To put the question another way: why do investors spend a Titanic amount of time tinkering with their portfolios’ asset allocations when other factors—like choosing a retirement age—are bigger determinants of financial well-being in retirement?
That’s the question that three scholars at the Center for Retirement Research at Boston College raise—and answer—in a new article transparently entitled, “How important is asset allocation to financial security in retirement?”
Working longer can overcome sub-par investment performance. That’s not to say, however, that the authors recommend working longer and ignoring asset allocation during their accumulation years.

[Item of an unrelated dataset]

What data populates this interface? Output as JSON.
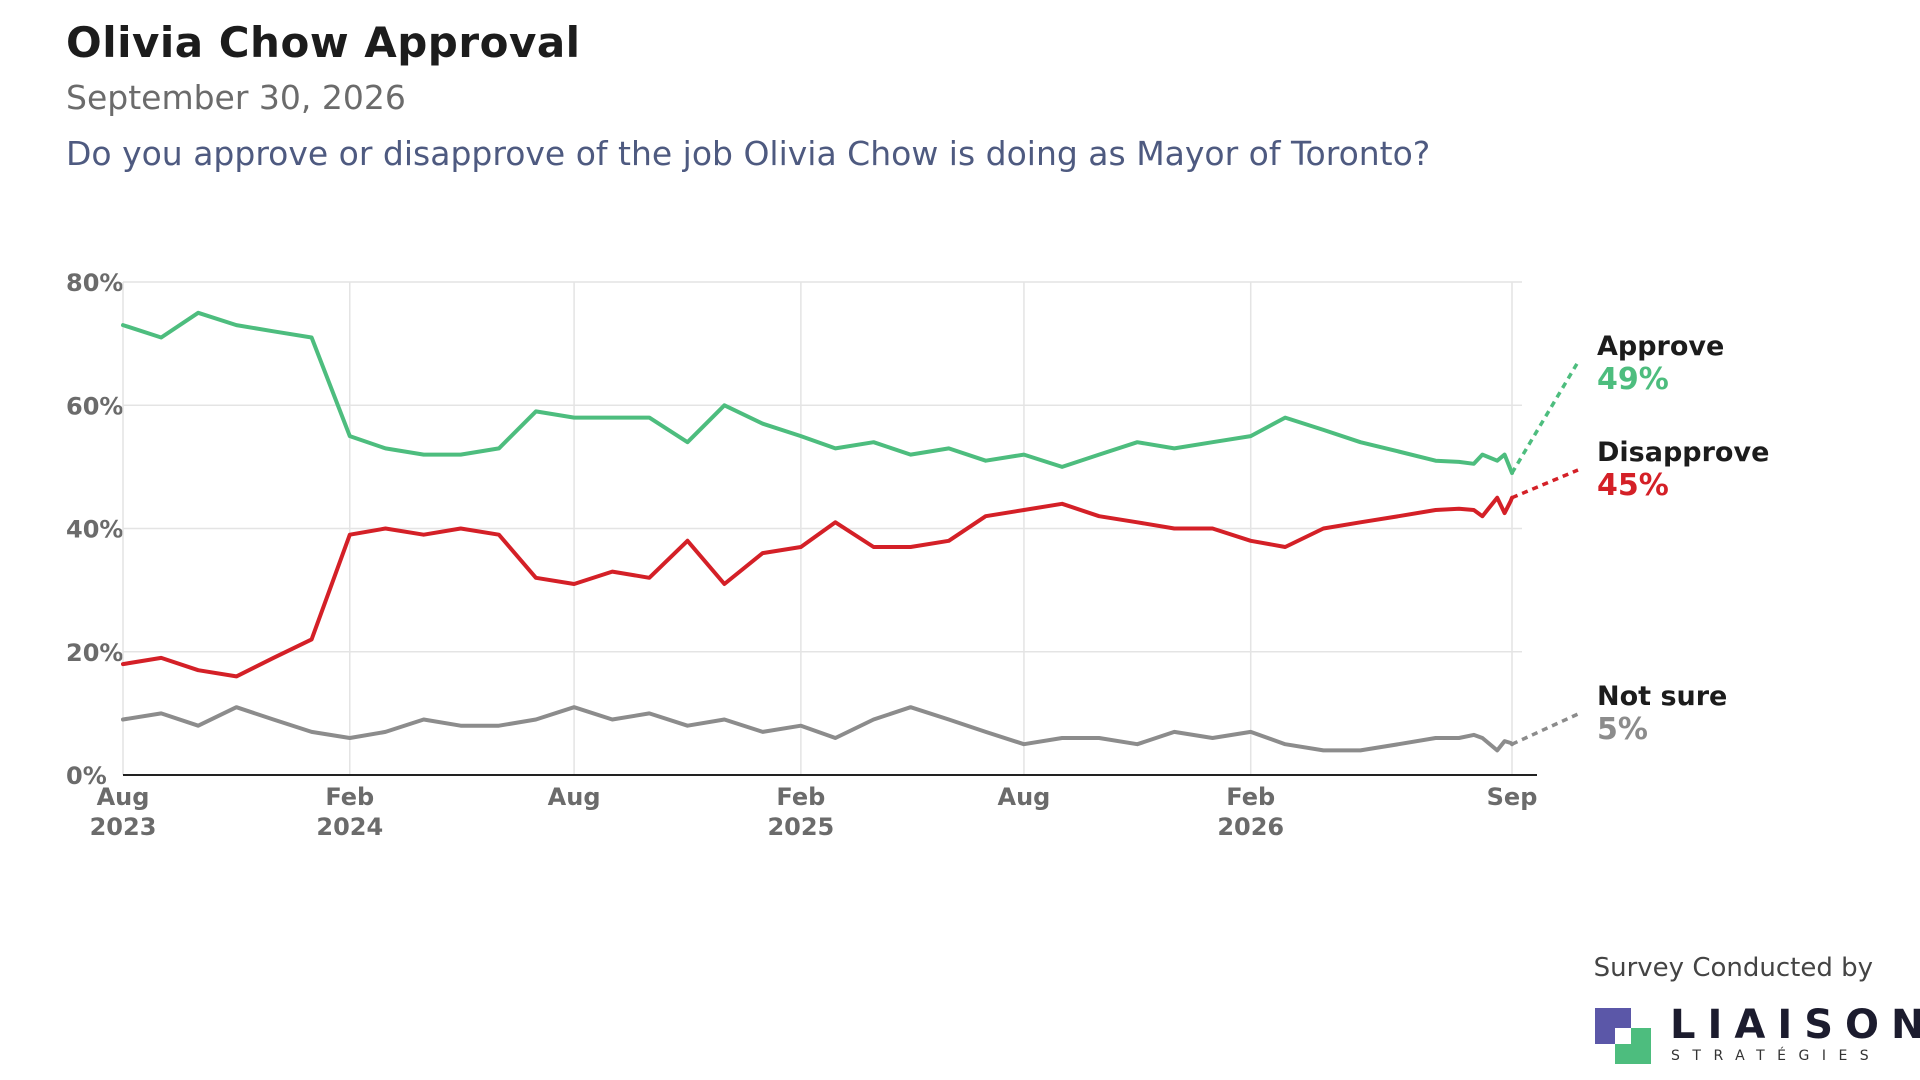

“I would never recommend working a day longer than necessary!” said Anthony Webb, who wrote the paper with CRR director Alicia Munnell and Natalia Orlova. In an email to RIJ, he wrote, “The idea was to give a sense of the relative power of the various levers, not to suggest that some of the levers should remain unused.”
To prove their point, the authors evaluated the weight of several factors in determining whether a hypothetical person will reach his or her retirement savings goal and (based on the 4% rule) achieve an adequate retirement income.

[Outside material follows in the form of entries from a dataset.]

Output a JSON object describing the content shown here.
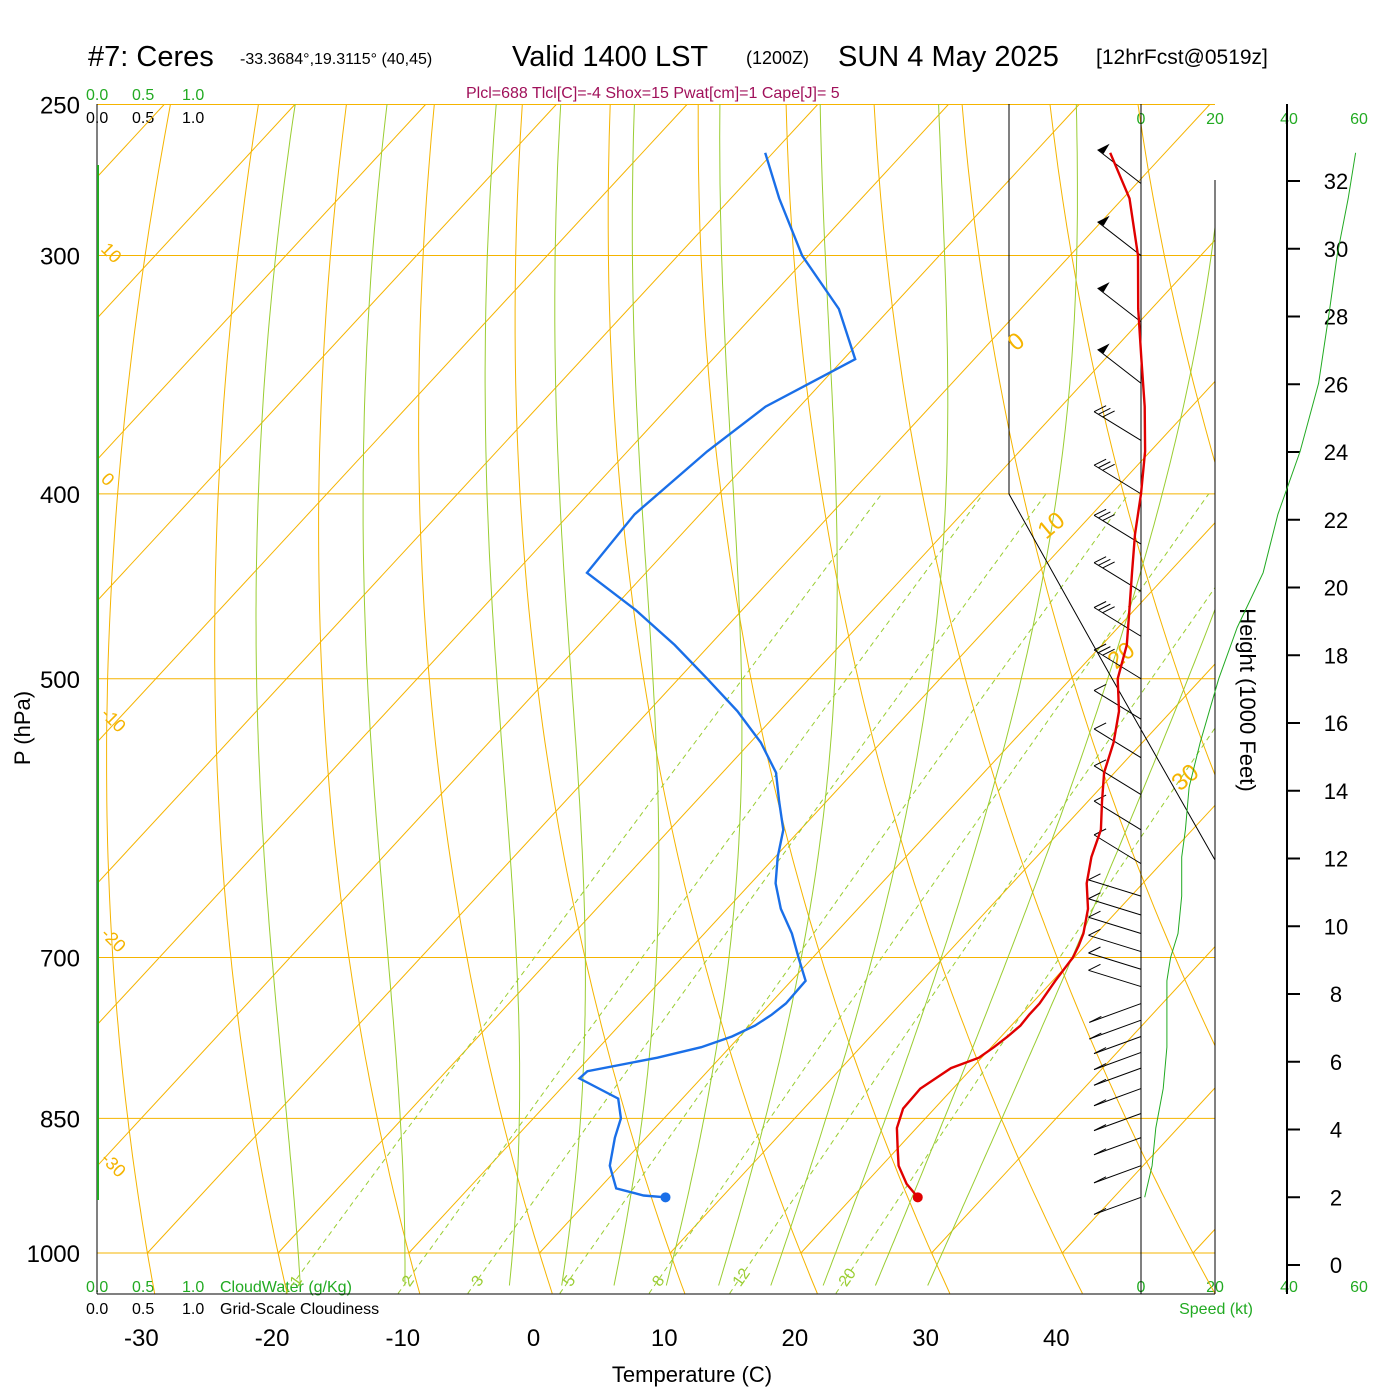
{
  "header": {
    "station": "#7: Ceres",
    "coords": "-33.3684°,19.3115° (40,45)",
    "valid": "Valid 1400 LST",
    "zulu": "(1200Z)",
    "date": "SUN 4 May 2025",
    "forecast": "[12hrFcst@0519z]",
    "indices": "Plcl=688 Tlcl[C]=-4 Shox=15 Pwat[cm]=1 Cape[J]= 5"
  },
  "cloud_scale": {
    "green_ticks": [
      "0.0",
      "0.5",
      "1.0"
    ],
    "black_ticks": [
      "0.0",
      "0.5",
      "1.0"
    ],
    "cloudwater_label": "CloudWater (g/Kg)",
    "cloudiness_label": "Grid-Scale Cloudiness"
  },
  "speed_axis": {
    "ticks": [
      "0",
      "20",
      "40",
      "60"
    ],
    "label": "Speed (kt)"
  },
  "colors": {
    "isotherm": "#f5b400",
    "dry_adiabat": "#f5b400",
    "moist_adiabat": "#9acd32",
    "mixing_ratio": "#9acd32",
    "temperature": "#e00000",
    "dewpoint": "#1a6fe8",
    "speed": "#22aa22",
    "indices_text": "#a0105a"
  },
  "chart_data": {
    "type": "line",
    "title": "#7: Ceres",
    "xlabel": "Temperature (C)",
    "ylabel": "P (hPa)",
    "y2label": "Height (1000 Feet)",
    "x_ticks": [
      "-30",
      "-20",
      "-10",
      "0",
      "10",
      "20",
      "30",
      "40"
    ],
    "p_ticks": [
      "250",
      "300",
      "400",
      "500",
      "700",
      "850",
      "1000"
    ],
    "height_ticks": [
      "0",
      "2",
      "4",
      "6",
      "8",
      "10",
      "12",
      "14",
      "16",
      "18",
      "20",
      "22",
      "24",
      "26",
      "28",
      "30",
      "32"
    ],
    "y_scale": "log-pressure",
    "ylim_hPa": [
      1000,
      250
    ],
    "xlim_C_at_1000hPa": [
      -34,
      36
    ],
    "dry_adiabat_labels": [
      "10",
      "0",
      "-10",
      "-20",
      "-30"
    ],
    "isotherm_side_labels": [
      "0",
      "10",
      "20",
      "30"
    ],
    "mixing_ratio_labels": [
      "1",
      "2",
      "3",
      "5",
      "8",
      "12",
      "20"
    ],
    "series": [
      {
        "name": "Temperature",
        "p": [
          935,
          920,
          900,
          880,
          860,
          840,
          820,
          800,
          790,
          780,
          770,
          760,
          750,
          740,
          730,
          720,
          700,
          690,
          680,
          660,
          640,
          620,
          600,
          580,
          560,
          540,
          520,
          500,
          480,
          460,
          440,
          420,
          400,
          380,
          360,
          340,
          320,
          300,
          280,
          265
        ],
        "values": [
          25,
          23.2,
          21.3,
          19.9,
          18.5,
          17.6,
          17.5,
          18.4,
          19.8,
          20.2,
          20.5,
          20.7,
          20.6,
          20.6,
          20.4,
          20.2,
          19.9,
          19.5,
          19.0,
          17.6,
          15.7,
          14.2,
          13.0,
          11.1,
          9.2,
          7.8,
          6.0,
          3.6,
          1.9,
          -0.4,
          -2.8,
          -5.3,
          -7.7,
          -10.4,
          -13.6,
          -17.2,
          -21.0,
          -24.8,
          -29.5,
          -34.2
        ]
      },
      {
        "name": "Dewpoint",
        "p": [
          935,
          933,
          925,
          900,
          870,
          850,
          830,
          810,
          803,
          790,
          780,
          770,
          760,
          750,
          740,
          720,
          700,
          680,
          660,
          640,
          620,
          600,
          580,
          560,
          540,
          520,
          500,
          480,
          460,
          440,
          410,
          380,
          360,
          340,
          320,
          300,
          280,
          265
        ],
        "values": [
          5.7,
          3.9,
          1.3,
          -0.8,
          -2.4,
          -3.3,
          -4.9,
          -9.3,
          -9.2,
          -4.8,
          -2.2,
          -0.6,
          0.4,
          0.9,
          1.2,
          1.1,
          -1.1,
          -3.3,
          -5.9,
          -8.1,
          -9.8,
          -11.3,
          -13.6,
          -15.9,
          -19.2,
          -23.2,
          -27.8,
          -32.7,
          -38.2,
          -44.5,
          -45.0,
          -43.9,
          -42.6,
          -39.1,
          -43.9,
          -50.5,
          -56.3,
          -60.6
        ]
      }
    ],
    "surface_parcel": {
      "p": 935,
      "temperature": 25,
      "dewpoint": 5.7
    },
    "wind_barbs_p": [
      275,
      300,
      325,
      350,
      375,
      400,
      425,
      450,
      475,
      500,
      525,
      550,
      575,
      600,
      625,
      650,
      665,
      680,
      695,
      710,
      725,
      740,
      755,
      770,
      785,
      800,
      820,
      845,
      870,
      900,
      935
    ],
    "wind_speed_profile": {
      "name": "Speed (kt)",
      "p": [
        935,
        900,
        860,
        820,
        780,
        750,
        720,
        700,
        680,
        650,
        620,
        600,
        570,
        540,
        500,
        470,
        440,
        410,
        380,
        350,
        320,
        300,
        280,
        265
      ],
      "values": [
        1,
        3,
        4,
        6,
        7,
        7,
        7,
        8,
        10,
        11,
        11,
        12,
        13,
        16,
        21,
        26,
        33,
        37,
        43,
        48,
        51,
        53,
        56,
        58
      ]
    }
  }
}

To weigh the impact of allocation, they simulated the effect of moving from a conservative portfolio to a hypothetically ideal equity portfolio returning 6.2% a year. They compared that with the effects of other factors: the age when people started saving, the age when they decided to retire, whether or not they tapped home equity in retirement, and how fast they spent their savings.
The higher rate of return turned out to the weakest factor. For the average person, the best way to maximize financial wellbeing in retirement is to take Social Security at 67 instead of 62, the paper suggested. Achieving the 6.2% return would allow that person to retire at age 66.5—just six months earlier. In comparison, buying a reverse mortgage could reduce retirement age by 18 months and thrift during retirement could reduce it by a year.
“Given the relative unimportance of asset allocations,” the paper concluded, “financial advisers will be of greater help to their clients if they focus on a broad array of tools – including working longer, controlling spending, and taking out a reverse mortgage.”
The effect of asset allocation was weakest for less affluent households, because rate of return matters less when there are fewer assets. But the overall results were similar for people of all wealth levels and risk appetites.